The Meltdown vulnerability essentially enables unauthorized users to read privileged kernel memory in an Intel system. Alperovitch explained that operating system vendors introduced mitigations for Meltdown that tried to reduce or prevent data from leaking out systems; those mitigations involved unmapping kernel memory from user-mode processes so intruders can’t access it.

But Alperovitch explained you can’t fully unmap kernel memory, so while the mitigations address a lot of the problems, it doesn’t fully fix Meltdown. And, he said, the situation gets more complicated on Windows systems.

“Windows actually does not fully believe that the user-mode to kernel memory border is a security border that needs to be enforced,” he said, adding that someone using a privileged user mode can still do a lot of things on a Windows system even if it’s patched.

Alperovitch said Microsoft rightly decided the cost of fully mitigating against Meltdown, which would have unmapped all kernel memory from user mode, would have been too high in terms of performance impact. However, that means that Microsoft’s mitigation for Meltdown is disabled for processes run by administrators with high integrity tokens. “Even on a fully patched machine, you can still use Meltdown as an administrative app to do really cool things,” he said.

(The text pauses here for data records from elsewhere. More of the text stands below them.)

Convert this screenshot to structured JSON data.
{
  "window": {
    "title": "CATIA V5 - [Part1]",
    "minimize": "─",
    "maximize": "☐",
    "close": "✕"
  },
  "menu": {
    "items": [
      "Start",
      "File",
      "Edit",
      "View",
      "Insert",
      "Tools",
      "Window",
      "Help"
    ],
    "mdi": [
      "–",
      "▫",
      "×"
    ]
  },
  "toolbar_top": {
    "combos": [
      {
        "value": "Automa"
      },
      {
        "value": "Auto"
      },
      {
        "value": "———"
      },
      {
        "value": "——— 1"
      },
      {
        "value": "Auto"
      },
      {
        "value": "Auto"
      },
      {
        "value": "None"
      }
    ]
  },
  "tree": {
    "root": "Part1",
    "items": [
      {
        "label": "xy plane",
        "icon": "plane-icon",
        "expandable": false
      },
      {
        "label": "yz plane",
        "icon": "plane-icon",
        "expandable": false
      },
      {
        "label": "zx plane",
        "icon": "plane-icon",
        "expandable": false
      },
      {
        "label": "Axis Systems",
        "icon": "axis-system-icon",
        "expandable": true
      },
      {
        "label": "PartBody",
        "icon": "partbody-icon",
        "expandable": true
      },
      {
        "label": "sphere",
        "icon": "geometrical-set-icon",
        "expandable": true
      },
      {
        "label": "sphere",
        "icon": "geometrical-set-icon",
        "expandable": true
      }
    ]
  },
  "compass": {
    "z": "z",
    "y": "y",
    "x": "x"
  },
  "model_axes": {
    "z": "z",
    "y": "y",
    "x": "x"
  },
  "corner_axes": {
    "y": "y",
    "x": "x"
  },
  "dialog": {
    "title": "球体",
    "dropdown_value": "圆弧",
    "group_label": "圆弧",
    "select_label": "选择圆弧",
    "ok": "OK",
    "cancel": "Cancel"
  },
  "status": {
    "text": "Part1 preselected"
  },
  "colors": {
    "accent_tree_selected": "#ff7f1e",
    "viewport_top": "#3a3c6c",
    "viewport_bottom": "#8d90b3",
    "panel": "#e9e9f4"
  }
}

Because of the way Windows is designed, a threat actor who gains administrative rights could access parts of the registry that contain Windows NT LAN Manager password hashes, encrypted cached passwords for Active Directory and other sensitive data.

Ionescu initially Tweeted about MeltiKatz in January shortly after Meltdown and Spectre were disclosed. Despite the Meltdown exploit approach being publicly available, Alperovitch said CrowdStrike has seen no indication threat actors have used this type of attack.

CrowdStrike did not release the technical specifications for MeltiKatz, but Alperovitch said the demo showed “the power of Meltdown” against even systems that have been patched. While CrowdStrike’s Oscars event may have been a bit over the top, the MeltiKatz demo was a chilling reminder of how far-reaching the vulnerability is.